Dietro a Plesio Editore ci sono degli amanti dei libri e della letteratura d’evasione dalla voglia di dimostrare che il genere fantastico è e vale molto più di quanto comunemente non si pensi. La casa editrice ambisce a diventare un faro nel mare della letteratura fantastica e a realizzare un prodotto eccellente, curato, amato in ogni fase di lavorazione. Un prodotto per la cui realizzazione non sono stati accettati compromessi, per il cui acquisto un cliente non debba mai dispiacersi. Plesio, inoltre, ha deciso di schierarsi con la trasparenza, il rapporto umano, il lavoro duro, l’originalità e, soprattutto, il coraggio. La filosofia di Plesio è infatti che, in editoria, non si possa  emergere senza coraggio e senza essere i primi investitori dei libri che pubblicheremo.

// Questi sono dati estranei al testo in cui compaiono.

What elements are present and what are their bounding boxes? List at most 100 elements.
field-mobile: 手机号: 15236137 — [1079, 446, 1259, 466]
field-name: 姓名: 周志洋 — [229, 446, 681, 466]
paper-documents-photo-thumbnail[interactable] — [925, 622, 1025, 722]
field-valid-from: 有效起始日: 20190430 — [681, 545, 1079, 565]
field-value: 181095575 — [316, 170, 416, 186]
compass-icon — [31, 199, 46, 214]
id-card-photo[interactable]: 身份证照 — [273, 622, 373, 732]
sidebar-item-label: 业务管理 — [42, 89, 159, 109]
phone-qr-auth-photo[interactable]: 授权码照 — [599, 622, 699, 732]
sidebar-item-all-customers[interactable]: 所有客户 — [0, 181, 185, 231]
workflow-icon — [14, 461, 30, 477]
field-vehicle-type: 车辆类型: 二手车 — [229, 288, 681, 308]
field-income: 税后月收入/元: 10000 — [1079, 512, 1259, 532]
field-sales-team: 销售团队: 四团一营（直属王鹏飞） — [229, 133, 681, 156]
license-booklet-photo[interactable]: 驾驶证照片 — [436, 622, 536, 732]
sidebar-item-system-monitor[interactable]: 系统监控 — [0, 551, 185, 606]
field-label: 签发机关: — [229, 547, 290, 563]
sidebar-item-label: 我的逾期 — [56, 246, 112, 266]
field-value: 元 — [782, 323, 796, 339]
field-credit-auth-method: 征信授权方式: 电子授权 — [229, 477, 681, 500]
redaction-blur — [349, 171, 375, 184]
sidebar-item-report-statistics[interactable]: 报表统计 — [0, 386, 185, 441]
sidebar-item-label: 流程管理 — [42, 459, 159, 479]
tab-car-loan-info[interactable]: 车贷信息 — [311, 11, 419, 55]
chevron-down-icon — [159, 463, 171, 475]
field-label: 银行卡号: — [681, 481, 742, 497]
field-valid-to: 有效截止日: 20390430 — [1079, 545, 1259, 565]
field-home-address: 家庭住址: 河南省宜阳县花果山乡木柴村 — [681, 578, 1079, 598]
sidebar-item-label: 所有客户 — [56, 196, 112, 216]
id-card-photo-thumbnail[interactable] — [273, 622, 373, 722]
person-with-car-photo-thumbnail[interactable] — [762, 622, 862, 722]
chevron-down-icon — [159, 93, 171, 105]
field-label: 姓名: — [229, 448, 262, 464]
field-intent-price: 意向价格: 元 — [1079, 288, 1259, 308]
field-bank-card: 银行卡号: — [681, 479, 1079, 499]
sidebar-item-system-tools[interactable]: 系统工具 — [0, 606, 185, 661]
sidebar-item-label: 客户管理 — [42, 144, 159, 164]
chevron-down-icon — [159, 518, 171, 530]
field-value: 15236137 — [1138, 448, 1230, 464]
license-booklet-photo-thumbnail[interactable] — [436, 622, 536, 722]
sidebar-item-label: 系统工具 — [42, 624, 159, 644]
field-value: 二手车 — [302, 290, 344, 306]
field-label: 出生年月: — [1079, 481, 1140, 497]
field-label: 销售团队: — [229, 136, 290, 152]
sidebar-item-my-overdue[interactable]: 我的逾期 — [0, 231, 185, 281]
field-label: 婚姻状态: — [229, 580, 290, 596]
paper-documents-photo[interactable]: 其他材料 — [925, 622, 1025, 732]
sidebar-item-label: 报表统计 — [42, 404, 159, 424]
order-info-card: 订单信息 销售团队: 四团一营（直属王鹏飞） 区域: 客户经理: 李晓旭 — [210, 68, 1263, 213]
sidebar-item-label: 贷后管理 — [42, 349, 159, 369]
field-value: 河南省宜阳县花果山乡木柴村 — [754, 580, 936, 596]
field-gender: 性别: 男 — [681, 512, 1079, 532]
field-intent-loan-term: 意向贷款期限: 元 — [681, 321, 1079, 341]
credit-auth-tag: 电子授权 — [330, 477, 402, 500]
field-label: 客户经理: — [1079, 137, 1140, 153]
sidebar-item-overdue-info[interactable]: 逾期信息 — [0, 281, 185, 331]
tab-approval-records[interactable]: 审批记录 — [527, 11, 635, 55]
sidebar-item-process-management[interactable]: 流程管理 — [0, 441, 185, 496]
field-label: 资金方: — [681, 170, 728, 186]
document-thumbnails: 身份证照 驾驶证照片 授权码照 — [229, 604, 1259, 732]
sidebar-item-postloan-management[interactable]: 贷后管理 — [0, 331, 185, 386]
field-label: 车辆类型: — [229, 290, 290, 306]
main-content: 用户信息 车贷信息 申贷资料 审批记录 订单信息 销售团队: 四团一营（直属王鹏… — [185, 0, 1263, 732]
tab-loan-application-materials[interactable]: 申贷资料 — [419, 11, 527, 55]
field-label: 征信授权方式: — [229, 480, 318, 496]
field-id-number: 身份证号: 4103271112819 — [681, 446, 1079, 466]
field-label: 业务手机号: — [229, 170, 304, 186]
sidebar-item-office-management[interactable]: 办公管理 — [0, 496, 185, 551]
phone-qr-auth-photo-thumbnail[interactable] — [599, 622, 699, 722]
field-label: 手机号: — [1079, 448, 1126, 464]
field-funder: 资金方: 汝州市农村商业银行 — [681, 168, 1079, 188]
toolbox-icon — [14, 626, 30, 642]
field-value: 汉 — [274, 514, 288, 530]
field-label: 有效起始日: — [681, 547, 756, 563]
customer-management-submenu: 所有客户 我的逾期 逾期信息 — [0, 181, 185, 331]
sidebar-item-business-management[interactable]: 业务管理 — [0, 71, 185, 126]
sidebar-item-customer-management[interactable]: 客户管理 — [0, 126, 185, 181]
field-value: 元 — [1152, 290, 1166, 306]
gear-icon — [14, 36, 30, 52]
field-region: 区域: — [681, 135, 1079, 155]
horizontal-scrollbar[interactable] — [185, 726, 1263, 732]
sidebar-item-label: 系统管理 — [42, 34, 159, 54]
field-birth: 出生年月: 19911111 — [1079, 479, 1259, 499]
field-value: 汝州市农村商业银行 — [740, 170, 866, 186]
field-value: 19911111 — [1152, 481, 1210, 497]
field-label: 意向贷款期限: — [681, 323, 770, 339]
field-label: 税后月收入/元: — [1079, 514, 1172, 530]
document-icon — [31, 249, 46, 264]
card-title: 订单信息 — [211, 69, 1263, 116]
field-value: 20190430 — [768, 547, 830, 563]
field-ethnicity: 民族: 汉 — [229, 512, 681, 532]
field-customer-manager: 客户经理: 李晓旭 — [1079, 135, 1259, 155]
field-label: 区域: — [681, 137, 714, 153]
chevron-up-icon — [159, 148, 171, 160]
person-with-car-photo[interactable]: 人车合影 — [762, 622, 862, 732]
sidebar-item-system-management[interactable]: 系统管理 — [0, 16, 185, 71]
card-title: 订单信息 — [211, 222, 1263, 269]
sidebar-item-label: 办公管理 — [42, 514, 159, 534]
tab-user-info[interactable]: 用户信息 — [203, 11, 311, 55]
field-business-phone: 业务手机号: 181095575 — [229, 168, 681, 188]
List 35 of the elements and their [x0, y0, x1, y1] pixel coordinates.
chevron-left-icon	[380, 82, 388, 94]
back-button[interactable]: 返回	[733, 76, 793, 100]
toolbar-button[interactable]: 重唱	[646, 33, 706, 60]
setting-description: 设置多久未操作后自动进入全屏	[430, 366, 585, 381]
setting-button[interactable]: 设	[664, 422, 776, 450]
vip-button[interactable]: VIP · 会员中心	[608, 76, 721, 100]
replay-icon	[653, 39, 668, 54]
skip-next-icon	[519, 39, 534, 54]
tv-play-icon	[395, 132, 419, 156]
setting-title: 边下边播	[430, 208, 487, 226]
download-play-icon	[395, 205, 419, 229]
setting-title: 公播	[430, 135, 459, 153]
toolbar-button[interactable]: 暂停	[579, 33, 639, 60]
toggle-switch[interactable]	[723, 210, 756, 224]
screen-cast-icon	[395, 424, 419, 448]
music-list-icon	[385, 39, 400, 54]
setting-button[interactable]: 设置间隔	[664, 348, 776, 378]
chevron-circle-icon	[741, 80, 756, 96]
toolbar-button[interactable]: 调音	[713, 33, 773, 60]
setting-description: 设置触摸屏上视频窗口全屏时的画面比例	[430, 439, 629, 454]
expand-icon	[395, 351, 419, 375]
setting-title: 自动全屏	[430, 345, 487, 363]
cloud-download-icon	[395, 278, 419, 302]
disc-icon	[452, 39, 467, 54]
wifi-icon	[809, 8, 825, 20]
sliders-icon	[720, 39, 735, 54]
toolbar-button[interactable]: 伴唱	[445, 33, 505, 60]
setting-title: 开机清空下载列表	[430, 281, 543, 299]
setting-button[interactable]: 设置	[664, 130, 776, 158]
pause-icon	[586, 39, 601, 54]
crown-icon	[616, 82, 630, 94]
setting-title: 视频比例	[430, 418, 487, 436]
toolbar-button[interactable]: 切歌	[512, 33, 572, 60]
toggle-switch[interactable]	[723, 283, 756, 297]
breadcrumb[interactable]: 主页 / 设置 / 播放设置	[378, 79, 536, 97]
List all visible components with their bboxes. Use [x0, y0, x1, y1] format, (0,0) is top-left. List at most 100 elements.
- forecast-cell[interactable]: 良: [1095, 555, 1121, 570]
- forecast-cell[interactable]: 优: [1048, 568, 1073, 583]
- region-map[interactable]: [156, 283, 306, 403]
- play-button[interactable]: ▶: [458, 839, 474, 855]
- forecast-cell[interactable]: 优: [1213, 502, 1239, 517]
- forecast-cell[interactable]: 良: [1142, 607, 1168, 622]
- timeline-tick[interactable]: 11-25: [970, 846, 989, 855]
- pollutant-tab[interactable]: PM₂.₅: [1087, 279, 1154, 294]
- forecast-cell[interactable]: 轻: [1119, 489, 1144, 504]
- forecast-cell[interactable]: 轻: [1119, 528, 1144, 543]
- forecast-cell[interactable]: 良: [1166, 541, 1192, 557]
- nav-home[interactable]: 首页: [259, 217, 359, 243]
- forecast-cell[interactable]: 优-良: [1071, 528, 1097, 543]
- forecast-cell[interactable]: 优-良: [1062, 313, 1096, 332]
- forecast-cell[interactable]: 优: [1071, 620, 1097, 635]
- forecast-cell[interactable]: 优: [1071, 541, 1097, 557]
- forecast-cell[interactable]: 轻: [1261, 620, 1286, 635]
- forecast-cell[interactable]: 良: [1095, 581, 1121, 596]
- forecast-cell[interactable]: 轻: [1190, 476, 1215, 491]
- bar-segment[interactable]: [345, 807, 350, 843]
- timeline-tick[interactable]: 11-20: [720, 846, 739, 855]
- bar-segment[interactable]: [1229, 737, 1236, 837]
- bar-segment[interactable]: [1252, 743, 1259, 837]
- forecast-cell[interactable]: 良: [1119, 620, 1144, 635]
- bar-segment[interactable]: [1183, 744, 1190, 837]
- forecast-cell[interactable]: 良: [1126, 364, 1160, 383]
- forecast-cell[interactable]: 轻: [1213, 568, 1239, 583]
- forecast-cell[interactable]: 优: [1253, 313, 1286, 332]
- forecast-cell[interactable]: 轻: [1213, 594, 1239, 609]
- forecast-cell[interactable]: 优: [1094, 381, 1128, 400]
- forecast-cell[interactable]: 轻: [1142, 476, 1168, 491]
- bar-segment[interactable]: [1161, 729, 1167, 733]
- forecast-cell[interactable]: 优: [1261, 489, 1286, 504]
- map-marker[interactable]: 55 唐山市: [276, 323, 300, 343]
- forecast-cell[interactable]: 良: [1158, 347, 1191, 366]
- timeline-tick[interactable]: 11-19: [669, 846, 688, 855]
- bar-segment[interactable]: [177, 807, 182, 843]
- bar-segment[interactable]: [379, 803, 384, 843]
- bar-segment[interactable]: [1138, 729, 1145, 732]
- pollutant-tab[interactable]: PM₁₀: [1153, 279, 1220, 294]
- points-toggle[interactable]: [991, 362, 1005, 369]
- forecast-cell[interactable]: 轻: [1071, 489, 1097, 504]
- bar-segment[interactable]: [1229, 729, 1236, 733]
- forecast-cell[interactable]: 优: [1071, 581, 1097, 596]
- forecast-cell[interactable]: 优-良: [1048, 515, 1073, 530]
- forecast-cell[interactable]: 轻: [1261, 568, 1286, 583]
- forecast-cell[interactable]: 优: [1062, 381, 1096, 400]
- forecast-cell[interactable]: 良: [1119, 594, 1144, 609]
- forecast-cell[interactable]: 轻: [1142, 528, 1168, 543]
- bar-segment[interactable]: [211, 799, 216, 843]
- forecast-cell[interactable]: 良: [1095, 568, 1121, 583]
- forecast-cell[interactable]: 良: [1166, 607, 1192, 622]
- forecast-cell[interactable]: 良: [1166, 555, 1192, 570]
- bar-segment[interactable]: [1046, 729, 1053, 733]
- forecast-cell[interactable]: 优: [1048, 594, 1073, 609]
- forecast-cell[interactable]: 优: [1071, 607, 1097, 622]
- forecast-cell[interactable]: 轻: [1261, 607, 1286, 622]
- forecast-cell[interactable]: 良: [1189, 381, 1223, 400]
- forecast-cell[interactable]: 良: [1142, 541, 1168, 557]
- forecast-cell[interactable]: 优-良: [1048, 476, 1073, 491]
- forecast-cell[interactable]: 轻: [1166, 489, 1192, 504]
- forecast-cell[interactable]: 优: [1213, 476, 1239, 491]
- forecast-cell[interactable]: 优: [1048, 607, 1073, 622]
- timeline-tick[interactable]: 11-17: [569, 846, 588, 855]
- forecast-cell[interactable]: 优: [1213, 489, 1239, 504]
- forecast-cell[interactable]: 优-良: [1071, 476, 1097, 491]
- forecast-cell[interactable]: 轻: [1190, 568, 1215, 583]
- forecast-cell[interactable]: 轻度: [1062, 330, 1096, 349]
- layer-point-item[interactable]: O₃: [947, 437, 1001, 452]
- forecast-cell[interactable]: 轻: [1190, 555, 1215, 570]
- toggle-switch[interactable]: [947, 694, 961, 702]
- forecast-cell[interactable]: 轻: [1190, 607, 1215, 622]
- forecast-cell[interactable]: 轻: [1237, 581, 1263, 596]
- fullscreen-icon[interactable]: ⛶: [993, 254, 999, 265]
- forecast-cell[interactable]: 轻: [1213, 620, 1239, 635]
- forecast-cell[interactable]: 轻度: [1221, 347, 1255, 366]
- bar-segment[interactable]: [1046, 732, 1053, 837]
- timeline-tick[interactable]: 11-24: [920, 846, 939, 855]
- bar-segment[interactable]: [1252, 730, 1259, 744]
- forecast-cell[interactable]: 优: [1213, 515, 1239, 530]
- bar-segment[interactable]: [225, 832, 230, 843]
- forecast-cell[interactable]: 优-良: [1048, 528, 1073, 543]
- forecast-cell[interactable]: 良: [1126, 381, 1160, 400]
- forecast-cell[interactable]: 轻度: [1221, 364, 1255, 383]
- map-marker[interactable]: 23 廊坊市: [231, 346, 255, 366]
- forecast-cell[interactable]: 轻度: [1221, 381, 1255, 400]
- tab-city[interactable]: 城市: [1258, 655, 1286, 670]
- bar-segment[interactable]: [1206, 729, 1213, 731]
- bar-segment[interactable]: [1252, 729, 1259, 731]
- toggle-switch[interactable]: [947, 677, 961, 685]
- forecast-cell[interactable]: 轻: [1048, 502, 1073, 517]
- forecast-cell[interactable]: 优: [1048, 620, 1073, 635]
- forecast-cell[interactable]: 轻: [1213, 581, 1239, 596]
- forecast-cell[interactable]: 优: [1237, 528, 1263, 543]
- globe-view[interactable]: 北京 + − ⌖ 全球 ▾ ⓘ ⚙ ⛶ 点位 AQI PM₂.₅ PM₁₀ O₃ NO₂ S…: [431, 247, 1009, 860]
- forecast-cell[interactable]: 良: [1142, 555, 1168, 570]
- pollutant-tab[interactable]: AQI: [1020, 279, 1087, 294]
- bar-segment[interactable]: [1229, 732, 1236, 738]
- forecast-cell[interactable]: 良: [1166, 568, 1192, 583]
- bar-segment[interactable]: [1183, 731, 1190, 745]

Indicazioni per l'invio dei testi

Chiunque volesse proporci i suoi testi in valutazione può farlo tramite mail, all’indirizzo manoscritti@plesioeditore.it, avendo cura di inviarci una breve lettera di presentazione, la sinossi del proprio lavoro (non superiore alle 5000 battute) e l’intero elaborato in formato Microsoft Word.

Al momento Plesio non è interessata a valutare raccolte di racconti.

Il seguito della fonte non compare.